If on the other hand, you saved up when times were good, now you have extra cash to tide you over. It’s like having not only an emergency fund, but a calamity fund. One of the trainers told me he calls this as “peace of mind fund,” because it gives you peace of mind.

That’s why I always remind myself to be prudent with my cash. Not to be wasteful.

The good news is, you don’t need a lot to survive. Food to eat. Shelter. Clothers. Water. You can let go of a lot of things.

That’s why people try to sell of their material belongings.

But I feel this is only half of the equation. Selling stuffs can only do so much. You still have to find a way to earn. Starting a side hustle. Making stuffs and selling them online. Build a business. Opportunities are everywhere if you are ready.

We are all dealt with opportunities. But what prevents some people to take advantage of them is that they don’t have the cash to avail of the opportunity in front of them. But not having money is the easiest thing to solve for someone who is resourceful. More failures are due to lack of initiative rather than lack of money.

Lesson #18 – Start with what you have.

One of the ways to survive a pandemic is to start with what you have. List down all the things you see in your house that you are not using. List down all the skills you know how to do. List down all the people you know. You have everything you have to get moving in the right direction. It might not directly give you what you desire right away, but it will bring you a step closer to where you want to be, financially secure and a comfortable life for you and your family. So take that first step. You have everything you need.

Lesson #19 – Crisis is a wakeup call

They say you will encounter 2 crisis in your lifetime.
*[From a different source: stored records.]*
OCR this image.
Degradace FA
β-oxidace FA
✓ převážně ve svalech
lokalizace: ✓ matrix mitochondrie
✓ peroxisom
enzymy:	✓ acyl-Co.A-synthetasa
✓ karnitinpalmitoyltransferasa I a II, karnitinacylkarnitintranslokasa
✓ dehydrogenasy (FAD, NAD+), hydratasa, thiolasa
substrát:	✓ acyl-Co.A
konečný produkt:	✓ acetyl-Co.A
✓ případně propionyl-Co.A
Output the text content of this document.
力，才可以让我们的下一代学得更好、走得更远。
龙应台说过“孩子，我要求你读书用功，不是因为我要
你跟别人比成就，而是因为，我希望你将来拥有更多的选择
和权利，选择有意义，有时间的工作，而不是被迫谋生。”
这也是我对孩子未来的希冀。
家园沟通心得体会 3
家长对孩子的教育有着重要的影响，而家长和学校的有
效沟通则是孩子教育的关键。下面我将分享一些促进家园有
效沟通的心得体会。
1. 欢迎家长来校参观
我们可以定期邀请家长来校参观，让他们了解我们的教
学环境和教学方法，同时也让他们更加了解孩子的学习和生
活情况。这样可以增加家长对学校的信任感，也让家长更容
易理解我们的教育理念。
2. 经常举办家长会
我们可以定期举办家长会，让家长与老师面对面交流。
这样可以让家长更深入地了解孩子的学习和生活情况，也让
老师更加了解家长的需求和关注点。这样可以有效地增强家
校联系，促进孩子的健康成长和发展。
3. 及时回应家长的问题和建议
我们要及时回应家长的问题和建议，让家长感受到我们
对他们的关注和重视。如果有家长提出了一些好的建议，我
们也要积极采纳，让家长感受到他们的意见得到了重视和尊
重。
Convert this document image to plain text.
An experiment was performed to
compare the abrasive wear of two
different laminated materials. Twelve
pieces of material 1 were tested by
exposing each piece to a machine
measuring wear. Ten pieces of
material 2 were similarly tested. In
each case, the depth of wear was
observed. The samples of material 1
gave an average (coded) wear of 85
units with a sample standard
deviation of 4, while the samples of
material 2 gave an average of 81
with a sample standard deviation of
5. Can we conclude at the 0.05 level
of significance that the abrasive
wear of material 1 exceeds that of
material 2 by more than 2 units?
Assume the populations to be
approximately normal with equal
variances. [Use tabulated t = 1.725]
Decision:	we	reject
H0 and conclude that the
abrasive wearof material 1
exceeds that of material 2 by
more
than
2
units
I feel like I have reached my quota. The crisis of 2008 was a wake up call for me. When the bank I was working for was letting go of their employees one by one, I realized that there’s no such things as job security.

That’s why I decided to build a business on the side. That’s the reason why I felt the need to take control of my own financial life. Fortunately, that seemingly simple decision more than 10 years ago paved the way for me to survive this crisis of 2020. I will be forever thankful for that decision.

But that’s all in the past. It’s time to prepare for the upcoming economic boom. Will it happen in 2021? I don’t know. All I know is that it will come. Because nothing is permanent. Even crisis. Eventually, things will get better. Now, I’m preparing for that…as well as the next crisis by learning from the lessons of this year.

Lesson #20 – Be grateful

This year I learned that I am only a steward of the blessings I have in my life. I am blessed that the God up above gave me a chance to experience all the things that happened in 2020. I am grateful for the experience to be a father and spend time with my 2 boys not only as their teacher but also their playmate.

There were a lot of things to be thankful for. I was able to spend a lot of time with my family. My wife worked from home. My kids were home schooled. I got to cook for them and take care of them. We are all healthy. We have everything we need. We have a God who provides and protects. So this year 2020, I want to lift all the good and bad, the blessings and challenges to God almighty.

Thank you for reading this far. I hope this simple list will help you in one way or another. Perhaps to remind you that there is hope at the end of the tunnel. My only wish for you and your family is for God to be with you in 2021 and beyond. Happy New Year!